Reserving the name of your game

Hi All,

I’m creating my first game and I’m about 6-8 months away from a release. I plan to release for Desktop, Android, and iOS. My original plan was to release for android and desktop first and then later for iOS.

One thing that concerns me is reserving the name for my game and making sure I can actually get the name that I want. I’m concerned that I may have issues reserving the name for one of the platforms and having branding and other related issues. How do you guys deal with this? I looked on Google Play and iOS app store and don’t see the name of my game, so I guess that is a good sign.

Thanks!

Having a rememberable unique name does certainly help with marketing, but unless you are accidently stumbling upon someone’s trademark you should not have any problems there.
I also do not think either of the app stores require unique names, that would probably not even work.
The only thing to keep an eye on reserving is probably a domain name, in case you want to have a site for your game.

Having a good name is quite important, whereas “good” is of course vague and has a lot of design and marketing factors.
You should worry too much in the beginning considering the law, but you WANT to have a unique name so that people will quickly find your game when googling the name and not 3746 other products.

Law wise, the things that can happen are:
Some asks you or even cease and desists you to change your name. This can be all bark and no bite because unless the company has a very solid trademark, there is not much grounds for this. Remember even Bethesda and Mojang settled out of court for “Scrolls” which probably means Bethesda said “just… please dont use the name, we will give you money too”
On its own there is no law preventing you to make a book, song, movie, game or whatever with a title that already exists, many movies have the same title and have nothing to do with each other.

But ideally and for your own interest and advantage you ought to choose a name that reflects your game and is unique so marketing wont be blurry.

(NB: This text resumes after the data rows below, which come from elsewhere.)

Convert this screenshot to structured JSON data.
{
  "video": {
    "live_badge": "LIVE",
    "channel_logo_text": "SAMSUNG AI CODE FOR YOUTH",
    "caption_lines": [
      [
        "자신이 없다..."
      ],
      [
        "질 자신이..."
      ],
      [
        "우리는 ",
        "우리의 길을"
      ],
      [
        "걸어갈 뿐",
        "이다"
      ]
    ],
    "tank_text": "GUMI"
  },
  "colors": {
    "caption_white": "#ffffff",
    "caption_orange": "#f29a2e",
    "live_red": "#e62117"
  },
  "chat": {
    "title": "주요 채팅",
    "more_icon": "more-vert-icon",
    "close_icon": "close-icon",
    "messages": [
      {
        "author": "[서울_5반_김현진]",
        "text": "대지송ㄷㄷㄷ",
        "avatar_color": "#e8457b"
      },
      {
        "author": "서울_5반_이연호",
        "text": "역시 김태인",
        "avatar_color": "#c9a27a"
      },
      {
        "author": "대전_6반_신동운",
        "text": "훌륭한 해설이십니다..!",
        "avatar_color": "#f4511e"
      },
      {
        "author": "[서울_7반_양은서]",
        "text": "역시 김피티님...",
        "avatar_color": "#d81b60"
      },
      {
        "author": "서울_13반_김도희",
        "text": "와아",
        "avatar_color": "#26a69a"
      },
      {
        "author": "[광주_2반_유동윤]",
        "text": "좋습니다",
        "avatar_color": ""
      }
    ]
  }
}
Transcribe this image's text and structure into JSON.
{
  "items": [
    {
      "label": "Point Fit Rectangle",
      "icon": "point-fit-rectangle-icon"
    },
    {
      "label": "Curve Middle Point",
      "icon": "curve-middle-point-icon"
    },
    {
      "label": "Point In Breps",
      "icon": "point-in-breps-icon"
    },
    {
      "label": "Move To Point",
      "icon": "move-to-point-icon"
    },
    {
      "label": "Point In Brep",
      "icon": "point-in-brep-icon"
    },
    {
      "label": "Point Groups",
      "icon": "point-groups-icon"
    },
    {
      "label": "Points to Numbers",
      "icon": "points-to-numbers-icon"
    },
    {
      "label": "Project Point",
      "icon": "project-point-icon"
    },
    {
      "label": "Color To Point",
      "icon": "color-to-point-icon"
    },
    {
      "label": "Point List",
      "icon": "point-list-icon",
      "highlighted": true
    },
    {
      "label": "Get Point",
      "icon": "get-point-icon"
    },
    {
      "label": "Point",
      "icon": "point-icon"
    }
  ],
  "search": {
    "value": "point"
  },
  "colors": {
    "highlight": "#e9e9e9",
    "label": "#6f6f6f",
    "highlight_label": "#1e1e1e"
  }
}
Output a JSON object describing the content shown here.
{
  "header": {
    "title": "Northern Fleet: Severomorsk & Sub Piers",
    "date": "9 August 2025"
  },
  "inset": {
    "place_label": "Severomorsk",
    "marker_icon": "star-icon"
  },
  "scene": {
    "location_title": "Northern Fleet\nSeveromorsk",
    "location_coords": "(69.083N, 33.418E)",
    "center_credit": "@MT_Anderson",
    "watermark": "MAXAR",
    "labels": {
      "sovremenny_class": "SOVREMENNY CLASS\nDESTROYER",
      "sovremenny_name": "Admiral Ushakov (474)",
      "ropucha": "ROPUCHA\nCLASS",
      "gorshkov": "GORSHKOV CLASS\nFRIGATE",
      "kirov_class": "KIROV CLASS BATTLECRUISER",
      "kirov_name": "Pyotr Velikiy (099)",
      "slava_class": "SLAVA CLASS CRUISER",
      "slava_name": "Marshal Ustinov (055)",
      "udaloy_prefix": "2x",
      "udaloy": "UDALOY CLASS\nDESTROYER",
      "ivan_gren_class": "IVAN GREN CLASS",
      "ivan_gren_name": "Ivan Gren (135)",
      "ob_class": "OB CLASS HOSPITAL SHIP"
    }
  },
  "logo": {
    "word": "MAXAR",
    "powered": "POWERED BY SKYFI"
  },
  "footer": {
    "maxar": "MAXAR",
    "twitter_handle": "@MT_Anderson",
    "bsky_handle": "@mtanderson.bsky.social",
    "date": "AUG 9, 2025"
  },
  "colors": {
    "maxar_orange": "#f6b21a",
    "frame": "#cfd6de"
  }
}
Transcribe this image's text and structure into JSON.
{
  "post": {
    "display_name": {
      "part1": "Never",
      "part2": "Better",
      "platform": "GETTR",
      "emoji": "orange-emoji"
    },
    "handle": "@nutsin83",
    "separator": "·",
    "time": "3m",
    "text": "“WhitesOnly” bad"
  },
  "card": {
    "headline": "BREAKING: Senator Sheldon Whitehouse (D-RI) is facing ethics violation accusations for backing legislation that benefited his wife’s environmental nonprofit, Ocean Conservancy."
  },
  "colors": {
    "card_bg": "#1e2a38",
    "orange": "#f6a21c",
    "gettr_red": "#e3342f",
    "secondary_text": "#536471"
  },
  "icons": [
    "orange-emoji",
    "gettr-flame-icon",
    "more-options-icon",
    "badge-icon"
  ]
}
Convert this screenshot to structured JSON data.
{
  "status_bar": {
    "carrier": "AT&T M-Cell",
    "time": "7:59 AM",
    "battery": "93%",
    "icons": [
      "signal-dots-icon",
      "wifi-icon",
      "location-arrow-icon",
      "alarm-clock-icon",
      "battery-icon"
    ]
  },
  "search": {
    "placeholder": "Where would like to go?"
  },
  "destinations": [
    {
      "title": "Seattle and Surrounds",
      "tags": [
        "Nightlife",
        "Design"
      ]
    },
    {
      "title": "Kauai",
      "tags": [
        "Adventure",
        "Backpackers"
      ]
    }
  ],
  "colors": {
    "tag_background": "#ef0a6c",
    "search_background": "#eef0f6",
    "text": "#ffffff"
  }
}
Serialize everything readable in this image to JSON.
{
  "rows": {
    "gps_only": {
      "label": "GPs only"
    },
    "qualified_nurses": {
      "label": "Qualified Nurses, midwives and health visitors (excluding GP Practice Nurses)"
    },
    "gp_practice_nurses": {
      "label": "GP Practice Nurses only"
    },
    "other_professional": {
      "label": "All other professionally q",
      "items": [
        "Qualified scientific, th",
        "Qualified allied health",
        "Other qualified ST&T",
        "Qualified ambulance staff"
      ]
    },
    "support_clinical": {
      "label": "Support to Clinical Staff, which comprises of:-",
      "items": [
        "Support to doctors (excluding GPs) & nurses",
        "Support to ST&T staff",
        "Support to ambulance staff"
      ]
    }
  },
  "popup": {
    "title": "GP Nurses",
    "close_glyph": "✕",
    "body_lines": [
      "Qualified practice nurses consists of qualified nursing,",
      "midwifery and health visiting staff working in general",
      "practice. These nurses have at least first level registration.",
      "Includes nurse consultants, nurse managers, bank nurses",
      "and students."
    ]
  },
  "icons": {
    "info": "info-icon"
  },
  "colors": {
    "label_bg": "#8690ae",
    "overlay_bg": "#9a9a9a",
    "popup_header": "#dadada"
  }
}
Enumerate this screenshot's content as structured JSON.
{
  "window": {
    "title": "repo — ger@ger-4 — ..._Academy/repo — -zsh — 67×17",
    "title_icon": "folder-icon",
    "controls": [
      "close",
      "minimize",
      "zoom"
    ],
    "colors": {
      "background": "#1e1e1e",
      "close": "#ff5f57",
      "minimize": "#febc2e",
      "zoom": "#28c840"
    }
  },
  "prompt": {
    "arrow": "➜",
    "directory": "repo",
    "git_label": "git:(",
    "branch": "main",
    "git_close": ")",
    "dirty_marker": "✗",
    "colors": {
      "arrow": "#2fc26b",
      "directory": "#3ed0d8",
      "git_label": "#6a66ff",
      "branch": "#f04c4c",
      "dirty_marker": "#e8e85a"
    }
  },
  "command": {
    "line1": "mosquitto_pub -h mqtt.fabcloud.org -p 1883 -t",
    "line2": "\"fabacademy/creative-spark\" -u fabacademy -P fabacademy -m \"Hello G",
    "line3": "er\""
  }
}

If you call it “Super Jump Boy”… gonna be tough x)
Might also exist, I would assume.

As for “reserving” itself. There is no real mechanism here. Companies usually buy the websites when knowing what kinda title the movie or game will have. Other than that there is trademarks again but yea… thats not really something you should consider so early of course.

Thanks for the replies. My biggest concern was releasing for something like android had having no problems, but then a few months later not being able to release for iOS with the same name because of some issue with the name being taken/similar. Sounds like I shouldn’t worry about that.

Thanks!

The only way to even reserve a name is via Trademarks or copyright. Trade marks are specific to what it is for. In other words just because someone is using a given name for something doesn’t mean you can’t either. You just have to be in different “industries” such that there is no likelihood to confuse the different brands. Most countries have trademark databases you can search.

Copyright is much more country specific. Lots of names wouldn’t be copyright-able in many countries.

The good news is, if you can’t “reserve” a name. Neither can anyone else.

and just because I took a class on copyright I should bring up https://en.wikipedia.org/wiki/Threshold_of_originality, just to make people aware its actually a legal concept.
Which is another reason why the “Scrolls” dispute was pretty weak.